All this is leading to something, right? Well, band focal point David Lowery and company have a new album out – in fact, it’s the first album I’ve run across as it came out. On a lark, I grabbed it, and was shocked.

It’s kind of a cliche to see older musicians release a new album in which they let loose and simply rock out. R.E.M. did it last year with Accelerate (and supposedly are working on another); U2 have done it a couple times now, etc. Usually they sound like the artist is trying too hard (I’m thinking, sadly of Pearl Jam’s self-titled album) and it just comes out flat.

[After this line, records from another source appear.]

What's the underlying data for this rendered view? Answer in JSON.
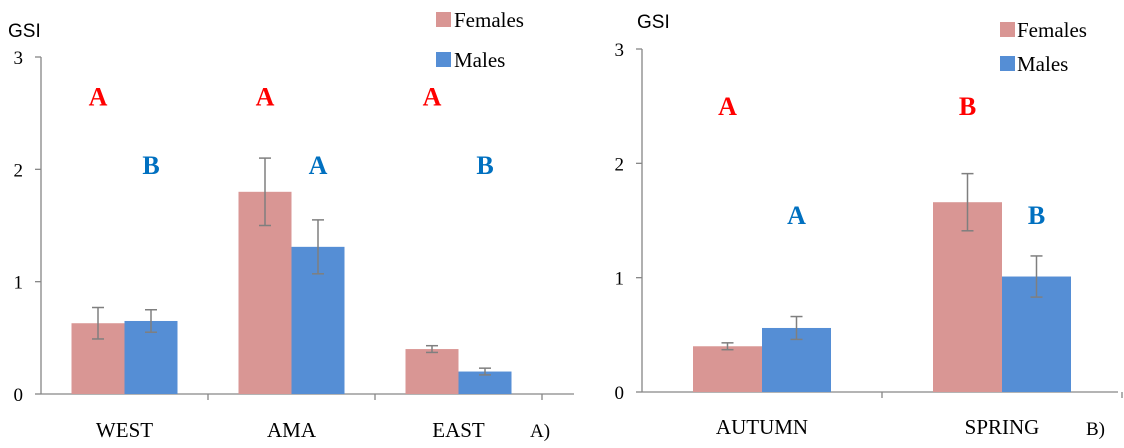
{
  "chart_data": [
    {
      "type": "bar",
      "ylabel": "GSI",
      "ylim": [
        0,
        3
      ],
      "yticks": [
        0,
        1,
        2,
        3
      ],
      "categories": [
        "WEST",
        "AMA",
        "EAST"
      ],
      "panel_label": "A)",
      "legend_position": "top-right",
      "grid": false,
      "series": [
        {
          "name": "Females",
          "color": "#d99694",
          "values": [
            0.63,
            1.8,
            0.4
          ],
          "errors": [
            0.14,
            0.3,
            0.03
          ],
          "letters": [
            "A",
            "A",
            "A"
          ],
          "letter_color": "#ff0000",
          "letter_y": [
            2.65,
            2.65,
            2.65
          ]
        },
        {
          "name": "Males",
          "color": "#558ed5",
          "values": [
            0.65,
            1.31,
            0.2
          ],
          "errors": [
            0.1,
            0.24,
            0.03
          ],
          "letters": [
            "B",
            "A",
            "B"
          ],
          "letter_color": "#0070c0",
          "letter_y": [
            2.04,
            2.04,
            2.04
          ]
        }
      ]
    },
    {
      "type": "bar",
      "ylabel": "GSI",
      "ylim": [
        0,
        3
      ],
      "yticks": [
        0,
        1,
        2,
        3
      ],
      "categories": [
        "AUTUMN",
        "SPRING"
      ],
      "panel_label": "B)",
      "legend_position": "top-right",
      "grid": false,
      "series": [
        {
          "name": "Females",
          "color": "#d99694",
          "values": [
            0.4,
            1.66
          ],
          "errors": [
            0.03,
            0.25
          ],
          "letters": [
            "A",
            "B"
          ],
          "letter_color": "#ff0000",
          "letter_y": [
            2.5,
            2.5
          ]
        },
        {
          "name": "Males",
          "color": "#558ed5",
          "values": [
            0.56,
            1.01
          ],
          "errors": [
            0.1,
            0.18
          ],
          "letters": [
            "A",
            "B"
          ],
          "letter_color": "#0070c0",
          "letter_y": [
            1.55,
            1.55
          ]
        }
      ]
    }
  ]
}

For at least half an album, though, Cracker brings on the rock. “Show Me How this thing works” is a rallying cry for an old man, fumbling around with his computer until he breaks out in frustrated song. (I picture a geriatric breaking out into a choreographed routine around a living room.) Snark aside, it’s really a song about how life itself works, and how no one can really figure it out. The next song, the hopeless “Turn on, Tune in, Drop Out With Me,” is as much about figuring out how life works and what society expects from you as it is about stepping away from the mainstream . It’s not a surprising struggle; later in the album he sings that “dying is easy, it’s living that’s hard.” It’s a sentiment borne of frustration (to quote one of their contemporary bands) with the strictures we face.

The highlights continue with We Will all Shine a Light, which frames a cruising melody with a grizzled old rock rhythm, and Hand Me My Inhaler, which is probably the first song about asthma with a guitar solo. (Actually, Hand Me My Inhaler has the same ridiculousness (and humor) as an action movie some aspiring filmmakers made about an asthmatic action hero, but that’s a different post.)

Most of the rest of the album slows down, which allows Lowery’s growl a little too much sonic space. It tries to go Americana and bluesy, but it seems like a bit too much of a shift, at least when listening to the album in one sitting. Moreover, these seem to have stepped aside from the overall tone and quest of the rest of the album, making them seem out of place. Nonetheless, there are a surprising number of hummable songs to keep this around for a while.